Ritchie first burst onto the British cinema scene with the Cool Britannia crime caper “Lock, Stock and Two Smoking Barrels” (1998) almost a quarter of a century ago. It was a debut that was helped along by some high-powered fans, Ritchie told a sold out audience at his In Conversation masterclass, telling how A-listers like Tom Cruise and Brad Pitt championed the film. Pitt went on to appear in his next film “Snatch” (2000) as an incomprehensible bare-knuckle fighter, a decision – Ritchie explained to the audience – made because they were worried about Pitt’s accent.

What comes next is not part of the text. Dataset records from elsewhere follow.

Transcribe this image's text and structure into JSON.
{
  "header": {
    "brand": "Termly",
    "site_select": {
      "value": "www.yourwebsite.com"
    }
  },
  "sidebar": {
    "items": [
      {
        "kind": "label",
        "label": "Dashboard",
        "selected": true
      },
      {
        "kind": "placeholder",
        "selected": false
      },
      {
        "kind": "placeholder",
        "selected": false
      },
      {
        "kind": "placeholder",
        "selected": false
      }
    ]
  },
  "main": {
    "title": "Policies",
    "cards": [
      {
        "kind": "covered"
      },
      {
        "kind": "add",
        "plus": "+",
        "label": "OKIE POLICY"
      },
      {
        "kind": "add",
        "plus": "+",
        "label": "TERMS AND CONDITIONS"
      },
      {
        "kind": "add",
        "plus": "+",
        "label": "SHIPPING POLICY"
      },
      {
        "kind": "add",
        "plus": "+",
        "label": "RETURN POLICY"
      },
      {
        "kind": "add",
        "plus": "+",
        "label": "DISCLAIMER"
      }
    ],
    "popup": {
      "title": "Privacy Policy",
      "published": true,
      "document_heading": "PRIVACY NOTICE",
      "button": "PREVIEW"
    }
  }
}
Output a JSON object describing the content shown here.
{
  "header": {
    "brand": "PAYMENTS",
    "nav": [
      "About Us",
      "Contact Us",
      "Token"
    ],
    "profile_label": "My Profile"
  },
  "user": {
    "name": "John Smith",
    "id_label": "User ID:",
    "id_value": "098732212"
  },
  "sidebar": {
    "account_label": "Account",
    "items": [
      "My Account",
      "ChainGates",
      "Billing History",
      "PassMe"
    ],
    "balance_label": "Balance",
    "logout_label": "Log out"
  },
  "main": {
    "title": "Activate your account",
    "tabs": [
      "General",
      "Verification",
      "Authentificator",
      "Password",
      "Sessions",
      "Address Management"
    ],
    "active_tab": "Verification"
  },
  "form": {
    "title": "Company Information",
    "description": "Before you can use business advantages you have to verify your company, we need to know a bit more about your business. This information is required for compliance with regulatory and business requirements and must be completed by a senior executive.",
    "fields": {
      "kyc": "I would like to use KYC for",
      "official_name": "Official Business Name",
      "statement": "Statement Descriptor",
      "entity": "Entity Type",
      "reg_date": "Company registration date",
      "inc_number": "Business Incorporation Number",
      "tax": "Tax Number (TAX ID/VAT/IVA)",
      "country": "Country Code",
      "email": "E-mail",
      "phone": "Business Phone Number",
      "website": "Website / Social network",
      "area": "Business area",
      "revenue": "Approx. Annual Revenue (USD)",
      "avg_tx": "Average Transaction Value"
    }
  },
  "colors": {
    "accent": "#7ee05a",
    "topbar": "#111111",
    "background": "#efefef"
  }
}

Since his first two films, Ritchie has branched out from the crime genre. “When you first come out of the slips you’re familiar with a particular genre,” Ritchie tells Variety. “You’re comfortable with that, but you realize that you can’t keep doing that for the rest of your life. So it’s good to be changing genres, putting yourself outside your comfort zone, leads to an enthusiasm about the industry as a whole. The filmmaking process as a whole and the ability to have your voice within a genre that’s completely alien to you is challenging in all the right ways. And I think once you do that you realize that there’s so much more, it opens up so much more content.”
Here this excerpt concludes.